Definition of disendow in English:


transitive verb

[with object]
  • Deprive (someone or something) of an endowment.

    ‘the state Church, the Church of Ireland, continued until 1869, when Gladstone disestablished and disendowed it’
    • ‘An Act of Parliament in 1920 disestablished and disendowed the Anglican Church within the Principality.’
    • ‘Instead, a different settlement was reached: in effect, the Church in Wales was disendowed at that time.’
    • ‘He also took steps to enforce the decrees of 1859 disestablishing and disendowing the church.’
    • ‘Until 1892 when the Cathedral was disestablished and disendowed, the affairs of St John's ran fairly smoothly.’

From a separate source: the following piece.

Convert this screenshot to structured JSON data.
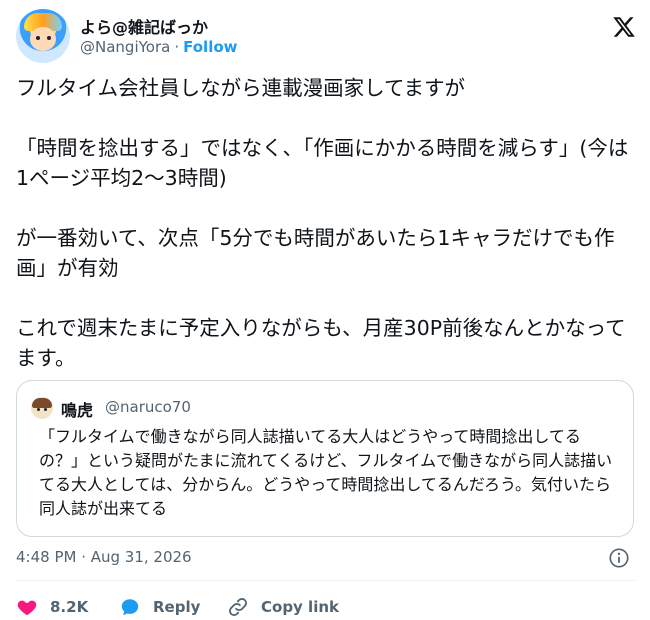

    • ‘He disestablished and disendowed the Irish Church and established a national education system.’
    • ‘But my lot is cast in with the West Indian disendowed Church, and with the poorest diocese thereof.’

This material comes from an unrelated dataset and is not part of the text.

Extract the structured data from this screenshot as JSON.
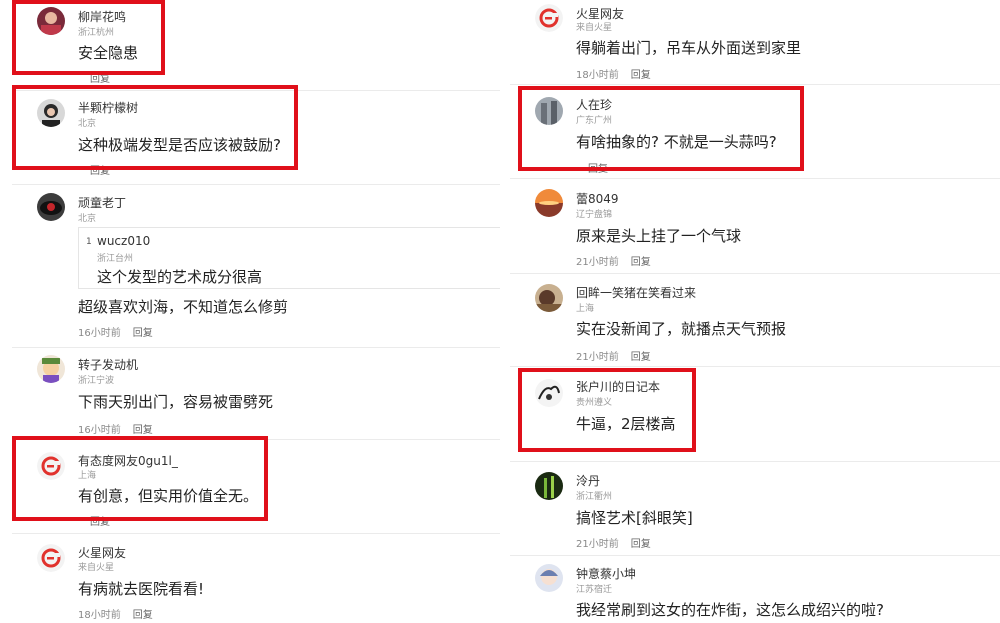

    • ‘The Church had been disestablished, and to some extent disendowed for many years, and at the present time the churches are maintained and the Clergy supported in different ways.’
    • ‘The first major policy he introduced, in 1869, was the Irish Church Act, which disestablished and disendowed the Church of Ireland.’

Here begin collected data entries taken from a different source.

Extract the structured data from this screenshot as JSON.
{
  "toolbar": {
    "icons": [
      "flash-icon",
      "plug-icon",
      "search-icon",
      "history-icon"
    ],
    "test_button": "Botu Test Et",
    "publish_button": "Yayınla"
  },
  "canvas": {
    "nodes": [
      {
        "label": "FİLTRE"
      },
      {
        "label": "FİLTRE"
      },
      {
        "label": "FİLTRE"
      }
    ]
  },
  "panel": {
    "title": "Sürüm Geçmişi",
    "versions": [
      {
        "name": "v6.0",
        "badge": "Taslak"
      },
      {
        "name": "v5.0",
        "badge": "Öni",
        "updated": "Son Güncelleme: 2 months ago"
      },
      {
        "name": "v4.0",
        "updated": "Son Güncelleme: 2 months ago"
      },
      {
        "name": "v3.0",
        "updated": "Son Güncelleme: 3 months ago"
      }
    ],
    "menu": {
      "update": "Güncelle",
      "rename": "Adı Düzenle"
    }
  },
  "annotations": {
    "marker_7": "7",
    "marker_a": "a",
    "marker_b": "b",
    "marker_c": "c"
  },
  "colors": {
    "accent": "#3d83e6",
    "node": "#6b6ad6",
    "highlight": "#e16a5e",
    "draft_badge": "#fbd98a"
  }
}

    • ‘When the Church of Ireland was disestablished in 1870, the Cathedral Chapter found itself totally disendowed and without funds.’
    • ‘It is to be remembered, however, that the Church so restored was a disendowed and humbled Church, from which the State might be thought to have little to fear.’
    • ‘The problem had to be approached from another side when it related to a Church disestablished and disendowed, and with no prospect of obtaining any endowment.’
    • ‘The state religion was disendowed, persecuted, and abolished.’
    • ‘The church of the West Indies was disestablished and disendowed in 1868.’
    • ‘St Augustine's was the first church in Ireland to be built by voluntary subscription since the Irish Church was disestablished and disendowed.’
    • ‘Soon afterward the Shintô cult, officially revived in its primal simplicity, was declared the Religion of State; and Buddhism was disendowed.’